We not long ago proposed a novel two stage model during which leuke mogenic FGFR3 activates RSK2 by each tyrosine phosphoryla tion bcr-abl of RSK2 and activation with the MEK/ERK pathway. The rst step entails tyrosine phosphorylation at Y529 of RSK2 by FGFR3, which facilitates binding in the inactive kind of ERK to RSK2 within the initial stage of ERK dependent RSK2 activation. This binding, which can be essential for phosphorylation and activation of RSK2 by ERK, in turn promotes the 2nd step where ERK is activated by means of the Ras/Raf/MEK/mitogen activated protein kinase pathway downstream of FGFR3, major to phosphory lation and activation of RSK2 by ERK. We also demonstrated that phosphorylation at Y529 of RSK2 is just not a specic call for ment of FGFR3 signaling in hematopoietic cells and that it might signify a additional basic mechanism for RSK2 activation.
We located that on treatment of EGF, RSK2 is tyrosine phos phorylated at Y529 and activated in 293T and COS7 cells that do not convey FGFR3. Having said that, this phosphorylation was not me diated immediately by activated receptor tyrosine kinase epidermal development issue receptor, but by Src tyrosine kinase family members. Phosphorylation AG 879 molecular weight at Y529 by Src facilitates ERK binding to RSK2, which represents a common necessity for RSK2 activation by EGF by means of the MEK/ERK pathway. Within this paper, we identied an added tyrosine web-site in RSK2, Y707, that when phosphorylated by FGFR3 contributes to RSK2 activation. Phosphorylation at Y707 may possibly disrupt the autoinhibitory L helix during the C terminus of RSK2 to activate RSK2 CTD, not like Y529 phosphorylation, which facilitates ERK binding.
Also, we uncovered that FGFR3 interacts with RSK2 and that this association is significant for FGFR3 dependent tyrosine phosphorylation at Y529 and Y707 of RSK2 as well as its subsequent activation. Additional additional, we demonstrated Metastatic carcinoma that RSK2 is significant for FGFR3 induced hematopoietic transformation in vivo within our murine model of leukemia. We recently proposed a novel two stage model that leukemo genic FGFR3 activates RSK2 by each assisting inactive ERK binding via direct tyrosine phosphorylation of RSK2 at Y529 and activating the MEK/ERK pathway. We also observed that a different tyrosine residue, Y707, is phosphorylated in hu man t MM OPM1 cells that overexpress the FGFR3 TDII mutant by phospho proteomics and mass spec trometry primarily based analysis.

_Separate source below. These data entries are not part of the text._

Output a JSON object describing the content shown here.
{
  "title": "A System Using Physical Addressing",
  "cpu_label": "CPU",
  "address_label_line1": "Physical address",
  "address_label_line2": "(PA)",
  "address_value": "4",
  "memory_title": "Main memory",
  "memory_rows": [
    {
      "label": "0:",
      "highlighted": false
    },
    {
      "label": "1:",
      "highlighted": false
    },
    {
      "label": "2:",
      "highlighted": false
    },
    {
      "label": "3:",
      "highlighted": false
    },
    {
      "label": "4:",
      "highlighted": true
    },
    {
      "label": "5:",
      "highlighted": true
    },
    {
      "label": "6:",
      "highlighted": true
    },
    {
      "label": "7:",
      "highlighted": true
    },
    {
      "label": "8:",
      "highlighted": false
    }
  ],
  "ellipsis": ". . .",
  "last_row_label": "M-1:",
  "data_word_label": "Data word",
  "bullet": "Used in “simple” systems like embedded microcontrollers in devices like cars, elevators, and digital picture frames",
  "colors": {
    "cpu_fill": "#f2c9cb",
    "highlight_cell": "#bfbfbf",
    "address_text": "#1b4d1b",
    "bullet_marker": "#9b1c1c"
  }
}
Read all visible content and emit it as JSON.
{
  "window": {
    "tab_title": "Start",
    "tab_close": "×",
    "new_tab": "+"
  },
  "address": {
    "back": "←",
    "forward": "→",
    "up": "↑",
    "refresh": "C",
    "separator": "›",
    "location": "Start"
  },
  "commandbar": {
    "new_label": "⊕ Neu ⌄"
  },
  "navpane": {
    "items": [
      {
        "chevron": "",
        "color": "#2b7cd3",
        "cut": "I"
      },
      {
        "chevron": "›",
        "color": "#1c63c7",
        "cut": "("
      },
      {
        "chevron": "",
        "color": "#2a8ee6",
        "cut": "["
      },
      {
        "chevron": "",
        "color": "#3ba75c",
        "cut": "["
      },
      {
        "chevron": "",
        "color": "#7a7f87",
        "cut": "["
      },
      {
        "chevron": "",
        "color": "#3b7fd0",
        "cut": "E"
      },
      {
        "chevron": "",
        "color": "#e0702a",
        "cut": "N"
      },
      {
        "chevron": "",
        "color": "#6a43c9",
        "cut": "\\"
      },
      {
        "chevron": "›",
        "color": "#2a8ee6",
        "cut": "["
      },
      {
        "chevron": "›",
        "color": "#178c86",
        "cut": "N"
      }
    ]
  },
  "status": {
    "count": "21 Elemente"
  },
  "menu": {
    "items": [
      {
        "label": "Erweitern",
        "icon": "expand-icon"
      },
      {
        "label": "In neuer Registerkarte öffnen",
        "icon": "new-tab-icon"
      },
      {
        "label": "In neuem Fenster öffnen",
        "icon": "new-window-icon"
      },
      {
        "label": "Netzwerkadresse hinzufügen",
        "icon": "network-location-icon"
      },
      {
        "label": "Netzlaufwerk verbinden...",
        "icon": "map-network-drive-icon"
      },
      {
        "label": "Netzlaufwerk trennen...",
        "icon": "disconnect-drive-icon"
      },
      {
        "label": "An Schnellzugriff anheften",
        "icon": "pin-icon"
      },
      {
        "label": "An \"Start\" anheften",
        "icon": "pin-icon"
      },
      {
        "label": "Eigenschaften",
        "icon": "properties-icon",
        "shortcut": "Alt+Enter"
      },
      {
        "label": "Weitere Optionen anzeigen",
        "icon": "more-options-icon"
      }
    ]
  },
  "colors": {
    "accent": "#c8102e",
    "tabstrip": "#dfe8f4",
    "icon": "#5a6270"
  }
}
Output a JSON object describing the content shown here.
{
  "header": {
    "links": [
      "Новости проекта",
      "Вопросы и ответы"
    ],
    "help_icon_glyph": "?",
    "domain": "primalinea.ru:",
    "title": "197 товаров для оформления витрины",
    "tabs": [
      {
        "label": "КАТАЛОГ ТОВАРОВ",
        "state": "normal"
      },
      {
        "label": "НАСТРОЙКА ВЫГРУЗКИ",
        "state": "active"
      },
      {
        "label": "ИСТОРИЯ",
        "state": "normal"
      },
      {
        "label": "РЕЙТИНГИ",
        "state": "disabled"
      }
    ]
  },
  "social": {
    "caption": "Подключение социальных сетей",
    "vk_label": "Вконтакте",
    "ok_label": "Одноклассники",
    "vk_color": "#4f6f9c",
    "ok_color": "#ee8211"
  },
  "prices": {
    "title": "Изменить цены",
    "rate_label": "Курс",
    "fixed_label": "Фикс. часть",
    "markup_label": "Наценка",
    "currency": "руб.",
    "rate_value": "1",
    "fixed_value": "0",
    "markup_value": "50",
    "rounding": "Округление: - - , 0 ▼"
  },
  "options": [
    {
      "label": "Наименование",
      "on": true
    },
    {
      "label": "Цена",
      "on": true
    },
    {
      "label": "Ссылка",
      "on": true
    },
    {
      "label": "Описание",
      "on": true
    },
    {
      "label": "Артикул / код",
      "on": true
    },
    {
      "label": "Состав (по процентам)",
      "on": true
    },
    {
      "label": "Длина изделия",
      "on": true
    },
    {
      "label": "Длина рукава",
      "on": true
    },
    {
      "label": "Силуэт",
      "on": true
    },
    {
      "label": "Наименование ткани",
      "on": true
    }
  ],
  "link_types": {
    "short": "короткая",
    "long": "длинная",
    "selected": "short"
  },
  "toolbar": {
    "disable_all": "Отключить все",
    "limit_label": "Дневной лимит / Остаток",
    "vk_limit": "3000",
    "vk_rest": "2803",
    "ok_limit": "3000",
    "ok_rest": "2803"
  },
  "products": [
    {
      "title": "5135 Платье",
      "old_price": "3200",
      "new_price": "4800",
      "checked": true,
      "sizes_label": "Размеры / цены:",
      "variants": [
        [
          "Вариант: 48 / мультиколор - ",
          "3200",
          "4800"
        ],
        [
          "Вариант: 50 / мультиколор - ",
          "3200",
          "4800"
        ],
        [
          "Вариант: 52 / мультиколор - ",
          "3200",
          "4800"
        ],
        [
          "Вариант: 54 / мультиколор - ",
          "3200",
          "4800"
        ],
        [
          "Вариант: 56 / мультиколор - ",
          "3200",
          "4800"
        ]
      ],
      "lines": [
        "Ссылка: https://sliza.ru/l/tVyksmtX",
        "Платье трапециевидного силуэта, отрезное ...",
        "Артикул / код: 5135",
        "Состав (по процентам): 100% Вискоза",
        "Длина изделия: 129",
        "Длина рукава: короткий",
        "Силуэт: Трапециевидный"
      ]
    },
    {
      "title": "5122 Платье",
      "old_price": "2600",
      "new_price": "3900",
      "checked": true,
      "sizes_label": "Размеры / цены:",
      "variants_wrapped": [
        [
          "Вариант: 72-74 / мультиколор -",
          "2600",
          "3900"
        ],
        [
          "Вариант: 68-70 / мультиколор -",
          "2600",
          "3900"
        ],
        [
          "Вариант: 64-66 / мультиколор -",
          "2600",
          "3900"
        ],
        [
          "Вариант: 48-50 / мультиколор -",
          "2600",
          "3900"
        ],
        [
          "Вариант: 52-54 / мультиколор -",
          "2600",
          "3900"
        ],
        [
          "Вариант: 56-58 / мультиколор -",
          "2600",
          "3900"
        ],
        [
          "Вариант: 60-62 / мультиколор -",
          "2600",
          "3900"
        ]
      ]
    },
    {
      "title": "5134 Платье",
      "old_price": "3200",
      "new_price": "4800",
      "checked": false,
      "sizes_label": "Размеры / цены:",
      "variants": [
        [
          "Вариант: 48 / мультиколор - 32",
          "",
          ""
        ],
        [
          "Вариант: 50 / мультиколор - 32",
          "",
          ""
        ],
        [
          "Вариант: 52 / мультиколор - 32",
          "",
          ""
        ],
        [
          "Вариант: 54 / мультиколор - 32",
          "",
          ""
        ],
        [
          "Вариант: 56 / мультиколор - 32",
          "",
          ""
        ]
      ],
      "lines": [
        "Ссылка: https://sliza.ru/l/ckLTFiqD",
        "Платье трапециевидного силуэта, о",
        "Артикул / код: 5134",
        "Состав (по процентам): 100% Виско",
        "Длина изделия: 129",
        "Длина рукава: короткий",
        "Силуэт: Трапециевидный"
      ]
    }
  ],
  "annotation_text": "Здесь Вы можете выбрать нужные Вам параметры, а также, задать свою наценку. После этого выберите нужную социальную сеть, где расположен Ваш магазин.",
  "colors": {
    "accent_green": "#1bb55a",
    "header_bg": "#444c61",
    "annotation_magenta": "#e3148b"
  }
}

More in vitro kinase as say primarily based reports employing recombinant RSK2 and energetic FGFR3 identied Y707 as yet another key phosphorylation web page of RSK2 that is immediately phosphorylated by FGFR3. To greater fully grasp the part of Y707 from the signaling Syk inhibition prop erties of leukemogenic FGFR3, we produced an antibody that specically recognizes phospho Y707 of RSK2. Using this an tibody, we observed that GST tagged WT RSK2 along with the Y529F mutant, but not Y707F mutant, were specically ty rosine phosphorylated at Y707 in 293T cells expressing the constitutively activated TEL FGFR3 fusion. We also incubated puried rRSK2 CTD proteins together with the recombinant, activated FGFR3 kinase domain and assayed Y707 phosphorylation employing our phospho Y707 specic RSK2 antibody. As proven in Fig. 1C, the WT RSK2 CTD was ty rosine phosphorylated at Y707 by FGFR3, whereas Y707 phosphorylation was abolished from the RSK2 CTD Y707F mu tant.